A source in Colombia told CPJ that Prada, 44, was abducted from his house in the municipality of Sabana de Torres at 11 p.m. on July 11. This morning, Prada’s body was found riddled with gunshots not far from his home. The source said that it was not clear who killed Prada, or why.
“We are saddened by the death of our colleague,” said CPJ executive director Ann Cooper. “We urge Colombian authorities to do everything they can to establish who killed Mario Prada Díaz and to bring those responsible to justice.”
Threatened at gunpoint
Earlier this week, on July 9, two unidentified gunmen accosted Anyela Muñoz, owner of the weekly El Vocero, on a street in Barrancabermeja, an oil-refining town also in Santander Department. The gunmen told her that if this week’s issue of her paper was published, someone was going to die.
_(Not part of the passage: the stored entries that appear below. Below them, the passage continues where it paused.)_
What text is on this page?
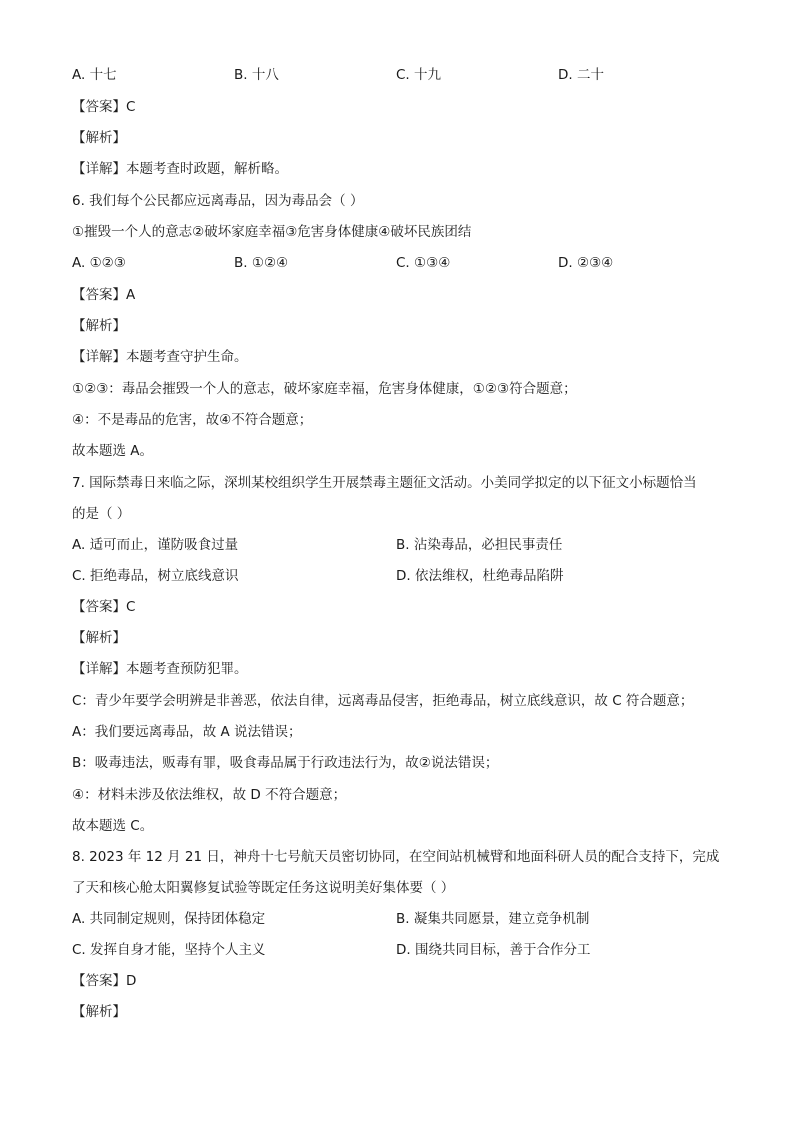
A. 十七	B. 十八	C. 十九	D. 二十
【答案】C
【解析】
【详解】本题考查时政题，解析略。
6. 我们每个公民都应远离毒品，因为毒品会（ ）
①摧毁一个人的意志②破坏家庭幸福③危害身体健康④破坏民族团结
A. ①②③	B. ①②④	C. ①③④	D. ②③④
【答案】A
【解析】
【详解】本题考查守护生命。
①②③：毒品会摧毁一个人的意志，破坏家庭幸福，危害身体健康，①②③符合题意；
④：不是毒品的危害，故④不符合题意；
故本题选 A。
7. 国际禁毒日来临之际，深圳某校组织学生开展禁毒主题征文活动。小美同学拟定的以下征文小标题恰当
的是（ ）
A. 适可而止，谨防吸食过量	B. 沾染毒品，必担民事责任
C. 拒绝毒品，树立底线意识	D. 依法维权，杜绝毒品陷阱
【答案】C
【解析】
【详解】本题考查预防犯罪。
C：青少年要学会明辨是非善恶，依法自律，远离毒品侵害，拒绝毒品，树立底线意识，故 C 符合题意；
A：我们要远离毒品，故 A 说法错误；
B：吸毒违法，贩毒有罪，吸食毒品属于行政违法行为，故②说法错误；
④：材料未涉及依法维权，故 D 不符合题意；
故本题选 C。
8. 2023 年 12 月 21 日，神舟十七号航天员密切协同，在空间站机械臂和地面科研人员的配合支持下，完成
了天和核心舱太阳翼修复试验等既定任务这说明美好集体要（ ）
A. 共同制定规则，保持团体稳定	B. 凝集共同愿景，建立竞争机制
C. 发挥自身才能，坚持个人主义	D. 围绕共同目标，善于合作分工
【答案】D
【解析】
This threat followed a statement by a commander of the Bloque Central Bolívar unit of the rightist paramilitary army United Self-Defense Forces of Colombia (AUC), directed at journalists in Barrancabermeja. “You either stop playing with the pain of the community, or it will be our sad obligation to execute someone so you know the pain of the people,” said the commander in a July 8 interview with the daily Vanguardia Liberal, which is based in Santander’s capital, Bucaramanga.
Barrancabermeja is a hotbed of violence in Colombia’s civil conflict, which began 38 years ago and pits two main leftist rebel armies against the AUC and the Colombian military. CPJ’s source said that the paramilitaries were unhappy with the Barrancabermeja media’s critical coverage of their activities.
On the same day that Muñoz was accosted and told not to publish her paper, she and journalists from other media outlets met to discuss the matter and to publish a communiqué denouncing the threats. El Vocero appeared on newsstands with the headline, “Yes to the Press.”
Following a national and international outcry, the commander who made the declaration backed down from the threats. According to the CPJ source, however, Barrancabermeja journalists are still wary of the situation.
“We remain extremely concerned about the safety of our colleagues in Barrancabermeja and the surrounding area,” said CPJ’s Cooper, “especially in light of the killing of Mario Prada Díaz.”
Journalist flees country
In a separate incident, on July 3, Astrid María Legarda Martínez, a correspondent who covers the conflict in Colombia for independent RCN Televisión, fled the country after learning that the nation’s largest rebel army was plotting to kill her.
Legarda learned of the alleged plan from a source in a high-security prison in the capital, Bogotá. She declined to identify her source but described him as reliable and said that he has connections to the leftist Revolutionary Armed Forces of Colombia (FARC)—the group that was allegedly plotting her death.